Um consumidor que adquiriu um veículo zero quilômetro e passou a enfrentar sucessivos defeitos mecânicos conseguiu na Justiça o direito a indenização por danos morais e materiais. O principal problema relatado foi no câmbio Powershift, que apresentou falhas repetidas mesmo após diversas tentativas de conserto na concessionária.
Segundo o processo, os defeitos surgiram pouco tempo após a compra e comprometeram o uso regular do automóvel, frustrando a expectativa do consumidor, que adquiriu um bem novo. Diante da recorrência dos problemas e da falta de solução definitiva, o comprador decidiu acionar judicialmente a concessionária e a montadora.
Ao analisar o caso, a Primeira Câmara de Direito Privado entendeu que ficou comprovada a falha na prestação do serviço. O julgamento teve como relator o juiz convocado Márcio Aparecido Guedes, que destacou a responsabilidade das empresas pelos vícios apresentados pelo veículo.
Na decisão, os magistrados reforçaram que concessionária e fabricante respondem de forma solidária pelos defeitos do produto, por integrarem a mesma cadeia de consumo, conforme prevê o Código de Defesa do Consumidor. Para o colegiado, não cabe ao consumidor arcar com prejuízos decorrentes de um veículo que não apresentou desempenho adequado, apesar das várias tentativas de reparo.

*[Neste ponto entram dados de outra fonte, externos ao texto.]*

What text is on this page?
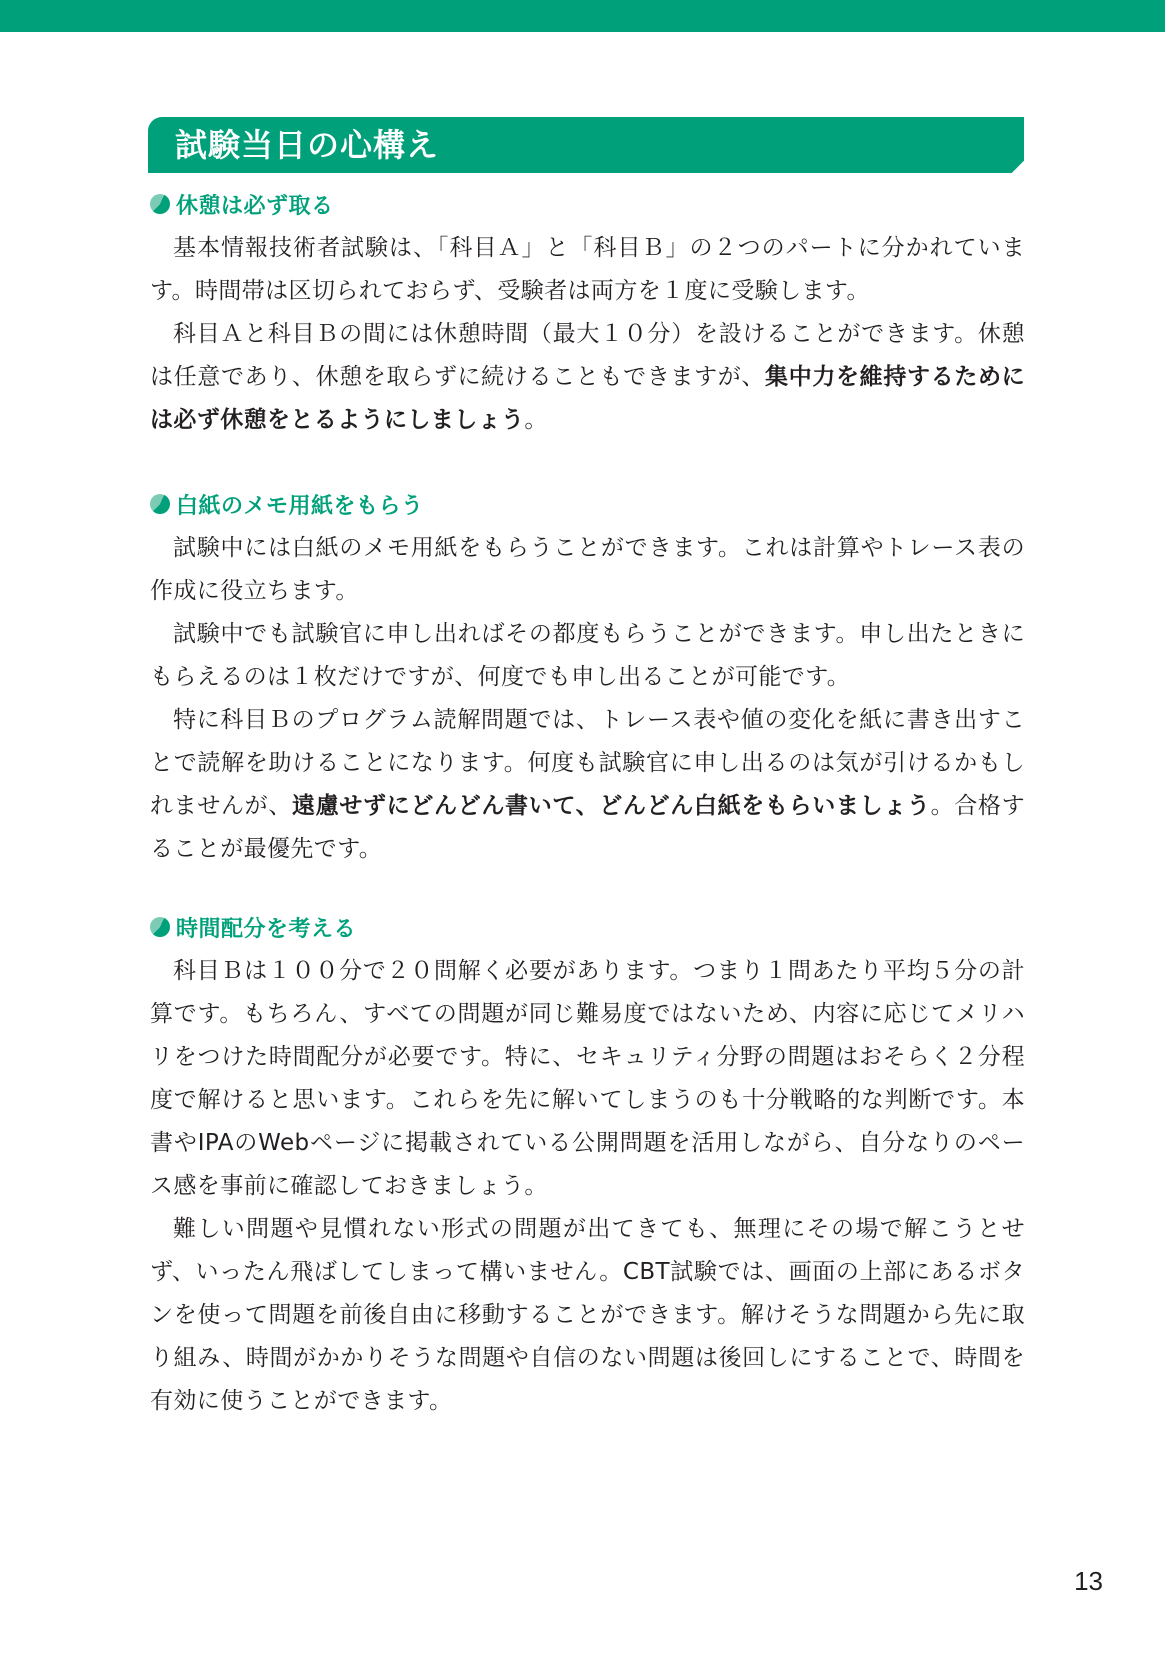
試験当日の心構え
休憩は必ず取る
基本情報技術者試験は、「科目Ａ」と「科目Ｂ」の２つのパートに分かれています。時間帯は区切られておらず、受験者は両方を１度に受験します。
科目Ａと科目Ｂの間には休憩時間（最大１０分）を設けることができます。休憩は任意であり、休憩を取らずに続けることもできますが、集中力を維持するためには必ず休憩をとるようにしましょう。
白紙のメモ用紙をもらう
試験中には白紙のメモ用紙をもらうことができます。これは計算やトレース表の作成に役立ちます。
試験中でも試験官に申し出ればその都度もらうことができます。申し出たときにもらえるのは１枚だけですが、何度でも申し出ることが可能です。
特に科目Ｂのプログラム読解問題では、トレース表や値の変化を紙に書き出すことで読解を助けることになります。何度も試験官に申し出るのは気が引けるかもしれませんが、遠慮せずにどんどん書いて、どんどん白紙をもらいましょう。合格することが最優先です。
時間配分を考える
科目Ｂは１００分で２０問解く必要があります。つまり１問あたり平均５分の計算です。もちろん、すべての問題が同じ難易度ではないため、内容に応じてメリハリをつけた時間配分が必要です。特に、セキュリティ分野の問題はおそらく２分程度で解けると思います。これらを先に解いてしまうのも十分戦略的な判断です。本書やIPAのWebページに掲載されている公開問題を活用しながら、自分なりのペース感を事前に確認しておきましょう。
難しい問題や見慣れない形式の問題が出てきても、無理にその場で解こうとせず、いったん飛ばしてしまって構いません。CBT試験では、画面の上部にあるボタンを使って問題を前後自由に移動することができます。解けそうな問題から先に取り組み、時間がかかりそうな問題や自信のない問題は後回しにすることで、時間を有効に使うことができます。
13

As empresas tentaram reverter a condenação por meio de recursos e embargos de declaração, alegando falhas na decisão e questionando o valor da indenização e a responsabilização da concessionária. No entanto, os pedidos foram rejeitados pelo Tribunal.
A indenização por dano moral foi fixada em R$ 25 mil, valor considerado proporcional à gravidade do caso e suficiente para compensar o consumidor e inibir práticas semelhantes. Já os danos materiais, relacionados à desvalorização do veículo, serão apurados em fase posterior do processo.